# Awake at night??? what the heck???



## camb (Nov 17, 2009)

So recently my tegu has been slowing down. And I haven't been seeing her much lately, I figured it was some form of hibernation. I would still see her in the morning every three days or so, and offer yer some food. But two nights ago I came down to the cage at about 10:00pm to change her water and mist the cage, and about ten mnutes later she woke up. I thought this was just cause I was messing in her cage. But just now I came down to do the same. And she was allready up???? She was crawling around and looked very hungry. So I gave her some stawberries and blue berries as it was all I had on hand. What would cause her to be up at these times and not at all durring the day?? Is it possible that some reason with the decreased hours of daylight I'm giving her in the winter, her day and night cycles switched or something?? I have no idea what's happening, so any insight would be helpful.


----------



## lazyjr52 (Nov 17, 2009)

How many hours are you leaving on her lights?


----------



## reptastic (Nov 17, 2009)

i have been having a similar situation with my b/w tegu i have seen him woke as late a 2 am searching for food i cut all his lights off but he is still up he is up during the day but only eats late i dont know what it is but i just let him do his thing


----------



## rrcoolj (Nov 17, 2009)

I wouldn't think much of it.

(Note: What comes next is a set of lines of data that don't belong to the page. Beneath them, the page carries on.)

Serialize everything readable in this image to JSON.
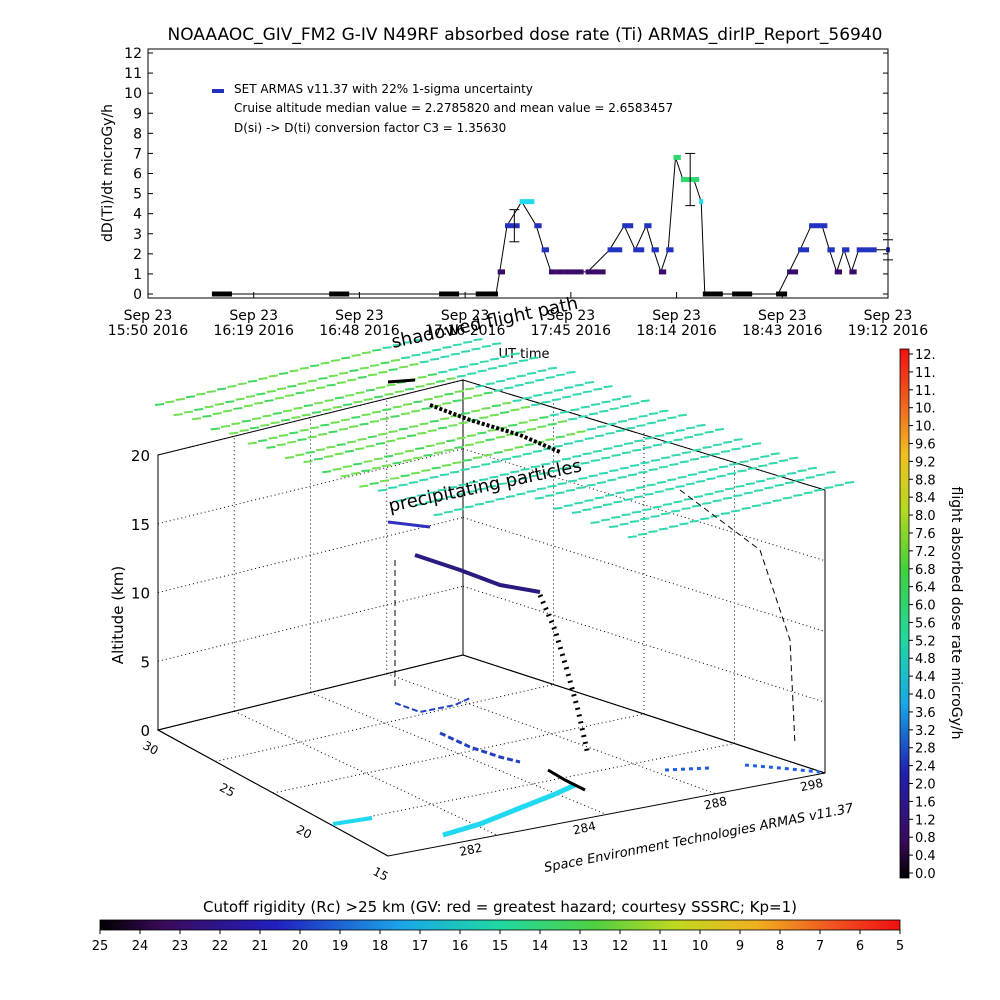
{
  "title": "NOAAAOC_GIV_FM2 G-IV    N49RF  absorbed dose rate (Ti) ARMAS_dirIP_Report_56940",
  "chart_data": [
    {
      "type": "line",
      "ylabel": "dD(Ti)/dt microGy/h",
      "xlabel": "UT time",
      "ylim": [
        0,
        12
      ],
      "yticks": [
        "0",
        "1",
        "2",
        "3",
        "4",
        "5",
        "6",
        "7",
        "8",
        "9",
        "10",
        "11",
        "12"
      ],
      "xticks": [
        {
          "l1": "Sep 23",
          "l2": "15:50 2016"
        },
        {
          "l1": "Sep 23",
          "l2": "16:19 2016"
        },
        {
          "l1": "Sep 23",
          "l2": "16:48 2016"
        },
        {
          "l1": "Sep 23",
          "l2": "17:16 2016"
        },
        {
          "l1": "Sep 23",
          "l2": "17:45 2016"
        },
        {
          "l1": "Sep 23",
          "l2": "18:14 2016"
        },
        {
          "l1": "Sep 23",
          "l2": "18:43 2016"
        },
        {
          "l1": "Sep 23",
          "l2": "19:12 2016"
        }
      ],
      "xstart": "15:50",
      "xend": "19:12",
      "legend": {
        "series": "SET ARMAS v11.37 with 22% 1-sigma uncertainty",
        "line2": "Cruise altitude median value = 2.2785820 and mean value = 2.6583457",
        "line3": "D(si) -> D(ti) conversion factor C3 = 1.35630"
      },
      "series": [
        {
          "x": [
            "16:08",
            "16:40",
            "17:10",
            "17:20",
            "17:25",
            "17:26",
            "17:28",
            "17:32",
            "17:36",
            "17:38",
            "17:40",
            "17:42",
            "17:44",
            "17:50",
            "17:56",
            "18:00",
            "18:03",
            "18:06",
            "18:08",
            "18:10",
            "18:12",
            "18:14",
            "18:16",
            "18:19",
            "18:21",
            "18:22",
            "18:30",
            "18:42",
            "18:45",
            "18:48",
            "18:51",
            "18:54",
            "18:56",
            "18:58",
            "19:00",
            "19:02",
            "19:04",
            "19:12"
          ],
          "y": [
            0,
            0,
            0,
            0,
            0,
            1.1,
            3.4,
            4.6,
            3.4,
            2.2,
            1.1,
            1.1,
            1.1,
            1.1,
            2.2,
            3.4,
            2.2,
            3.4,
            2.2,
            1.1,
            2.2,
            6.8,
            5.7,
            5.7,
            4.6,
            0,
            0,
            0,
            1.1,
            2.2,
            3.4,
            3.4,
            2.2,
            1.1,
            2.2,
            1.1,
            2.2,
            2.2
          ]
        }
      ],
      "error_bars": [
        {
          "x": "17:30",
          "y": 3.4,
          "lo": 2.6,
          "hi": 4.2
        },
        {
          "x": "18:18",
          "y": 5.7,
          "lo": 4.4,
          "hi": 7.0
        },
        {
          "x": "19:12",
          "y": 2.2,
          "lo": 1.7,
          "hi": 2.7
        }
      ]
    },
    {
      "type": "scatter",
      "zlabel": "Altitude (km)",
      "ztick_labels": [
        "0",
        "5",
        "10",
        "15",
        "20"
      ],
      "y_tick_labels": [
        "15",
        "20",
        "25",
        "30"
      ],
      "x_tick_labels": [
        "282",
        "284",
        "288",
        "298"
      ],
      "annotations": [
        "shadowed flight path",
        "precipitating particles"
      ],
      "credit": "Space Environment Technologies ARMAS v11.37"
    }
  ],
  "colorbar_right": {
    "label": "flight absorbed dose rate microGy/h",
    "ticks": [
      "12.",
      "11.",
      "11.",
      "10.",
      "10.",
      "9.6",
      "9.2",
      "8.8",
      "8.4",
      "8.0",
      "7.6",
      "7.2",
      "6.8",
      "6.4",
      "6.0",
      "5.6",
      "5.2",
      "4.8",
      "4.4",
      "4.0",
      "3.6",
      "3.2",
      "2.8",
      "2.4",
      "2.0",
      "1.6",
      "1.2",
      "0.8",
      "0.4",
      "0.0"
    ]
  },
  "colorbar_bottom": {
    "title": "Cutoff rigidity (Rc) >25 km (GV: red = greatest hazard; courtesy SSSRC; Kp=1)",
    "ticks": [
      "25",
      "24",
      "23",
      "22",
      "21",
      "20",
      "19",
      "18",
      "17",
      "16",
      "15",
      "14",
      "13",
      "12",
      "11",
      "10",
      "9",
      "8",
      "7",
      "6",
      "5"
    ]
  }
}
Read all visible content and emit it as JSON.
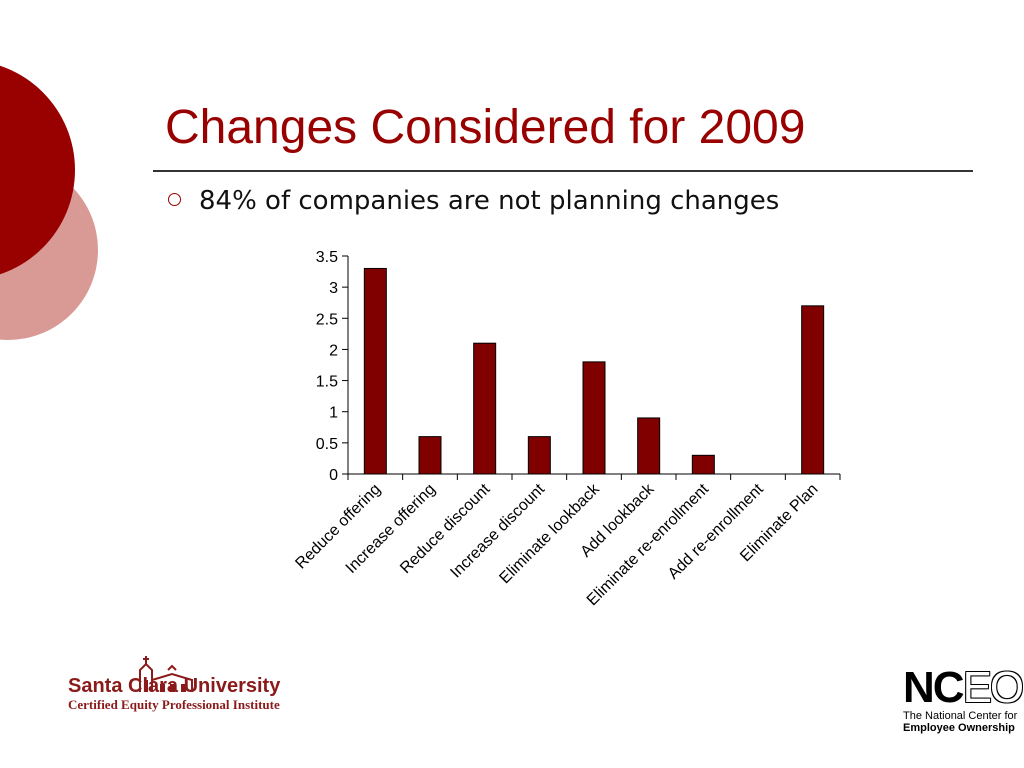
{
  "slide": {
    "title": "Changes Considered for 2009",
    "bullet": "84% of companies are not planning changes"
  },
  "colors": {
    "accent": "#990000",
    "bar_fill": "#800000",
    "deco_light": "#d99a96"
  },
  "chart_data": {
    "type": "bar",
    "categories": [
      "Reduce offering",
      "Increase offering",
      "Reduce discount",
      "Increase discount",
      "Eliminate lookback",
      "Add lookback",
      "Eliminate re-enrollment",
      "Add re-enrollment",
      "Eliminate Plan"
    ],
    "values": [
      3.3,
      0.6,
      2.1,
      0.6,
      1.8,
      0.9,
      0.3,
      0,
      2.7
    ],
    "title": "",
    "xlabel": "",
    "ylabel": "",
    "ylim": [
      0,
      3.5
    ],
    "yticks": [
      0,
      0.5,
      1,
      1.5,
      2,
      2.5,
      3,
      3.5
    ],
    "ytick_labels": [
      "0",
      "0.5",
      "1",
      "1.5",
      "2",
      "2.5",
      "3",
      "3.5"
    ],
    "grid": false,
    "legend": "none"
  },
  "footer": {
    "left_logo": {
      "name": "Santa Clara University",
      "subtitle": "Certified Equity Professional Institute",
      "icon": "mission-church-icon"
    },
    "right_logo": {
      "mark_bold": "NC",
      "mark_outline": "EO",
      "line1": "The National Center for",
      "line2": "Employee Ownership"
    }
  }
}
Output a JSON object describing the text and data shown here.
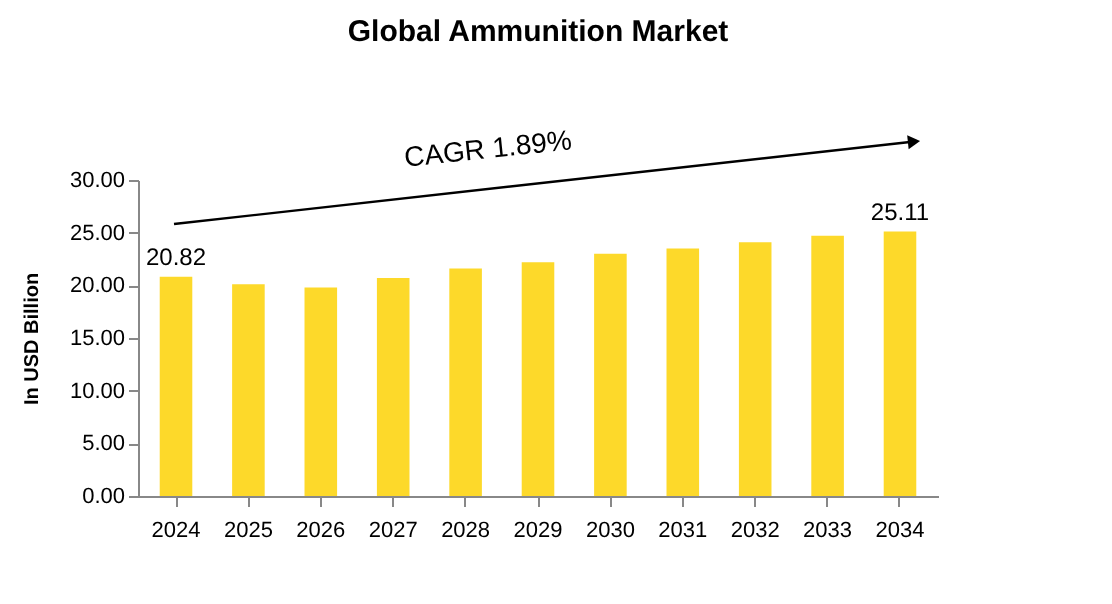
{
  "chart_data": {
    "type": "bar",
    "title": "Global Ammunition Market",
    "ylabel": "In USD Billion",
    "categories": [
      "2024",
      "2025",
      "2026",
      "2027",
      "2028",
      "2029",
      "2030",
      "2031",
      "2032",
      "2033",
      "2034"
    ],
    "values": [
      20.82,
      20.1,
      19.8,
      20.7,
      21.6,
      22.2,
      23.0,
      23.5,
      24.1,
      24.7,
      25.11
    ],
    "value_labels": [
      "20.82",
      null,
      null,
      null,
      null,
      null,
      null,
      null,
      null,
      null,
      "25.11"
    ],
    "color": "#fdd92a",
    "ylim": [
      0,
      30
    ],
    "yticks": [
      {
        "value": 0,
        "label": "0.00"
      },
      {
        "value": 5,
        "label": "5.00"
      },
      {
        "value": 10,
        "label": "10.00"
      },
      {
        "value": 15,
        "label": "15.00"
      },
      {
        "value": 20,
        "label": "20.00"
      },
      {
        "value": 25,
        "label": "25.00"
      },
      {
        "value": 30,
        "label": "30.00"
      }
    ],
    "annotations": [
      "CAGR 1.89%"
    ],
    "grid": false
  }
}
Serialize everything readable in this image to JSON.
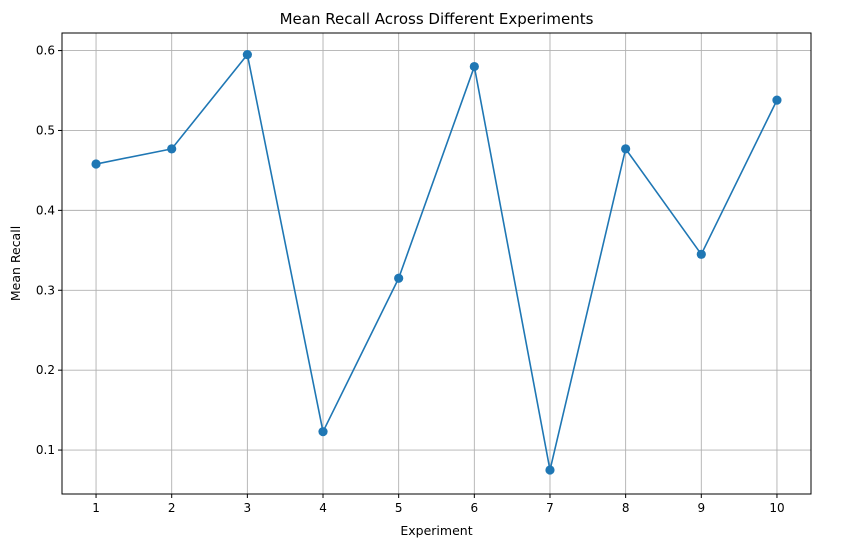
{
  "chart_data": {
    "type": "line",
    "title": "Mean Recall Across Different Experiments",
    "xlabel": "Experiment",
    "ylabel": "Mean Recall",
    "x": [
      1,
      2,
      3,
      4,
      5,
      6,
      7,
      8,
      9,
      10
    ],
    "x_ticks": [
      "1",
      "2",
      "3",
      "4",
      "5",
      "6",
      "7",
      "8",
      "9",
      "10"
    ],
    "y_ticks": [
      "0.1",
      "0.2",
      "0.3",
      "0.4",
      "0.5",
      "0.6"
    ],
    "y_tick_values": [
      0.1,
      0.2,
      0.3,
      0.4,
      0.5,
      0.6
    ],
    "series": [
      {
        "values": [
          0.458,
          0.477,
          0.595,
          0.123,
          0.315,
          0.58,
          0.075,
          0.477,
          0.345,
          0.538
        ],
        "color": "#1f77b4",
        "marker": "circle"
      }
    ],
    "xlim": [
      0.55,
      10.45
    ],
    "ylim": [
      0.045,
      0.622
    ],
    "grid": true
  }
}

My little guy used to do that a little like he was confused or something. I just held him for a few seconds and then placed him in his hide and he was out. But I would give it a few days and she should be back to normal.


----------



## Kingwolf26 (Nov 27, 2009)

Mine is also doing that. I even took her to work with me to see the sunshine and she hasn't had her heat lamp since she goes out with me and she still sleep all day and wakes at 2 also and goes all the way to 5. So she wakes me up when I want to sleep and goes to sleep when she should be awake. I think I did mess up her clock since I used to leave her light on 24 hours at one time. So now I am cursed


----------